Если она не остановится, он трахнет её прямо здесь. Завалит на стол, ударяя её головой об столешницу, скидывая книги и пергамент. Густые волосы разметаются по гладкой поверхности, он раздвинет острые коленки и наклонится между ними. Чернильница упадёт и зальет светлое дерево чёрным пятном. Испачкает её одежду, её тело, её руки, а она обязательно потянется к нему. К серебряным волосам, пропуская их сквозь пальцы, оставляя в них рваные мазки густой краски. Потянется к его лицу, подушечками размазывая чернила по бледной коже, рисуя только известную ей одной картину. Он подхватит её пальцы губами, почувствует кончиком языка горькую субстанцию, а она улыбнётся, пачкая его зубы, губы и подбородок в чёрный цвет. Он потянется, чтобы поделиться с ней этой горечью, и она жадно слижет смоляную краску, смешивая со своей горячей слюной…

Он слишком сильно прикусил её губу, когда Гермиона внезапно отстранилась, разрушая нахлынувшую фантазию. Он продолжал впиваться пальцами в её тело, пытаясь сфокусировать взгляд на покрасневших и зацелованных им же самим губах, но её глаза слишком громко кричали. Огромные и почерневшие они смотрели на него с нескрываемым ужасом, и голова вспыхнула от мириадов догадок и предположении, что же он мог сделать не так. Драко даже не успел распустить руки, застывшие на тонкой талии, наслаждающиеся идеальными формами.

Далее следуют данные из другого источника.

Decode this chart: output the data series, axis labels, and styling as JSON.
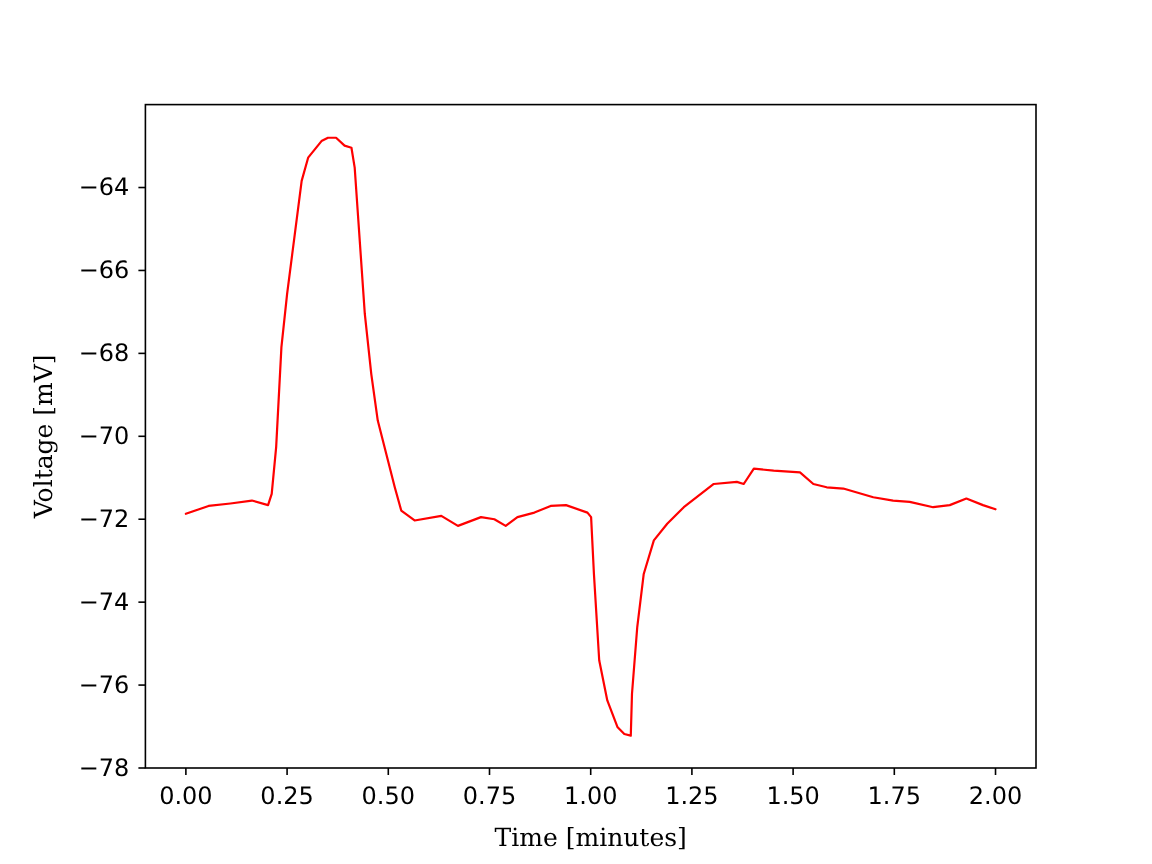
{
  "chart_data": {
    "type": "line",
    "xlabel": "Time [minutes]",
    "ylabel": "Voltage [mV]",
    "xlim": [
      -0.1,
      2.1
    ],
    "ylim": [
      -78,
      -62
    ],
    "xticks": [
      {
        "value": 0,
        "label": "0.00"
      },
      {
        "value": 0.25,
        "label": "0.25"
      },
      {
        "value": 0.5,
        "label": "0.50"
      },
      {
        "value": 0.75,
        "label": "0.75"
      },
      {
        "value": 1,
        "label": "1.00"
      },
      {
        "value": 1.25,
        "label": "1.25"
      },
      {
        "value": 1.5,
        "label": "1.50"
      },
      {
        "value": 1.75,
        "label": "1.75"
      },
      {
        "value": 2,
        "label": "2.00"
      }
    ],
    "yticks": [
      -78,
      -76,
      -74,
      -72,
      -70,
      -68,
      -66,
      -64
    ],
    "grid": false,
    "marker": "none",
    "line_style": "solid",
    "series": [
      {
        "color": "#ff0000",
        "x": [
          0,
          0.056,
          0.11,
          0.163,
          0.203,
          0.212,
          0.223,
          0.236,
          0.25,
          0.269,
          0.286,
          0.302,
          0.335,
          0.351,
          0.371,
          0.392,
          0.409,
          0.417,
          0.425,
          0.442,
          0.458,
          0.474,
          0.499,
          0.516,
          0.532,
          0.565,
          0.631,
          0.672,
          0.729,
          0.762,
          0.79,
          0.819,
          0.861,
          0.901,
          0.939,
          0.992,
          1.001,
          1.008,
          1.021,
          1.041,
          1.066,
          1.083,
          1.099,
          1.102,
          1.115,
          1.131,
          1.156,
          1.189,
          1.23,
          1.304,
          1.361,
          1.378,
          1.403,
          1.452,
          1.517,
          1.55,
          1.583,
          1.624,
          1.698,
          1.747,
          1.788,
          1.846,
          1.887,
          1.928,
          1.969,
          2.0
        ],
        "values": [
          -71.87,
          -71.68,
          -71.62,
          -71.55,
          -71.66,
          -71.39,
          -70.26,
          -67.85,
          -66.57,
          -65.13,
          -63.84,
          -63.28,
          -62.88,
          -62.8,
          -62.8,
          -62.99,
          -63.04,
          -63.52,
          -64.65,
          -67.05,
          -68.5,
          -69.62,
          -70.58,
          -71.23,
          -71.79,
          -72.03,
          -71.92,
          -72.16,
          -71.95,
          -72.0,
          -72.16,
          -71.95,
          -71.84,
          -71.68,
          -71.66,
          -71.84,
          -71.95,
          -73.32,
          -75.4,
          -76.37,
          -77.01,
          -77.18,
          -77.22,
          -76.21,
          -74.6,
          -73.32,
          -72.51,
          -72.11,
          -71.71,
          -71.15,
          -71.1,
          -71.15,
          -70.78,
          -70.83,
          -70.87,
          -71.15,
          -71.23,
          -71.26,
          -71.47,
          -71.55,
          -71.58,
          -71.71,
          -71.66,
          -71.5,
          -71.66,
          -71.76
        ]
      }
    ]
  }
}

Быть может, он спустил их чуть ниже, но не на столько чтобы…

И только когда охуевшее лицо Блейза каким-то невероятным образом коснулось его сознания, глаза, наконец, вернули себе способность видеть. Забини стоял в проходе богато украшенной арки с рухнувшей на бежевый ковёр челюстью. Гермиона смотрела в одну точку на груди Малфоя, уперевшись в неё ладонями. Она дрожала и сжимала челюсти, заливаясь краской еще больше, чем от его жарких поцелуев.

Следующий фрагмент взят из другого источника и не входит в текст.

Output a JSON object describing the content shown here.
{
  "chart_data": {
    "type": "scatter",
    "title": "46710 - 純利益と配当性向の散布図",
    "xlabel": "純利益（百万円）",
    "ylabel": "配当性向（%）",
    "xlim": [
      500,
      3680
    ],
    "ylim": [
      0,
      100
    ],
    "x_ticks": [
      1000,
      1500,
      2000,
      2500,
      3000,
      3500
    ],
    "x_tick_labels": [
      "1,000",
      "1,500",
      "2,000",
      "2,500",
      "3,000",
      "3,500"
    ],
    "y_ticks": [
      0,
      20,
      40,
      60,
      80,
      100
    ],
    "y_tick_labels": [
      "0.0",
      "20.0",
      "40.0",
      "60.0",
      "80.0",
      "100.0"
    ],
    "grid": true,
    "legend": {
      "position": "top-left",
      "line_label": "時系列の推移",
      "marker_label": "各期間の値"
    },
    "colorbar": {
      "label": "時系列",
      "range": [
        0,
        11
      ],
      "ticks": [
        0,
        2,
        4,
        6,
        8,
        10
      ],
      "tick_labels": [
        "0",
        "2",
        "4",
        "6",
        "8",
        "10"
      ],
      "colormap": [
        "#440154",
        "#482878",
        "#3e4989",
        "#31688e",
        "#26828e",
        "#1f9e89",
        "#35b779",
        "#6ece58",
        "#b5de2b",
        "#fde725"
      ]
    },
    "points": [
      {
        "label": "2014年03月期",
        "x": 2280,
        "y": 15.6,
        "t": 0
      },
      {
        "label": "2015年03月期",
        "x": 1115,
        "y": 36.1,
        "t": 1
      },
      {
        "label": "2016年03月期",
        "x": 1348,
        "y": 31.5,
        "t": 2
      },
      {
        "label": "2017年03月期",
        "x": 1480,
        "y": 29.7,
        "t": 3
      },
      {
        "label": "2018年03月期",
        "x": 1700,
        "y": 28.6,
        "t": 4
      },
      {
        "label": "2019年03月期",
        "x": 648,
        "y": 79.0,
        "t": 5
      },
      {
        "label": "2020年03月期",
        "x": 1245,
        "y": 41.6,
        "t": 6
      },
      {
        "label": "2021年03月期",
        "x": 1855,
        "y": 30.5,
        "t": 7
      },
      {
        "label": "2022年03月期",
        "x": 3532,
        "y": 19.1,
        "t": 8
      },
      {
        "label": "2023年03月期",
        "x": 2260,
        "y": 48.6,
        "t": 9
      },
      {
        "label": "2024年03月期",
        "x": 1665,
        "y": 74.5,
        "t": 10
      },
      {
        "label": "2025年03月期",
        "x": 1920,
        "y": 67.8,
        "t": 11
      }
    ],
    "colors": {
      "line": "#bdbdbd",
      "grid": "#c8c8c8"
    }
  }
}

Самое время, Блейз, ты там, блять, засекаешь, чтобы явиться в самый неподходящий момент?

Перед ним нет смысла оправдываться. Отталкивать её от себя, позорно унижаясь, и лепетать, что его якобы силой заставили, принудили, обесчестили. Просто смешно. Такая заноза в заднице, как Забини, ни в жизнь не поверит в эту чепуху. Размажет сарказмом и язвительными шуточками по всему Хогвартсу, будь он неладен.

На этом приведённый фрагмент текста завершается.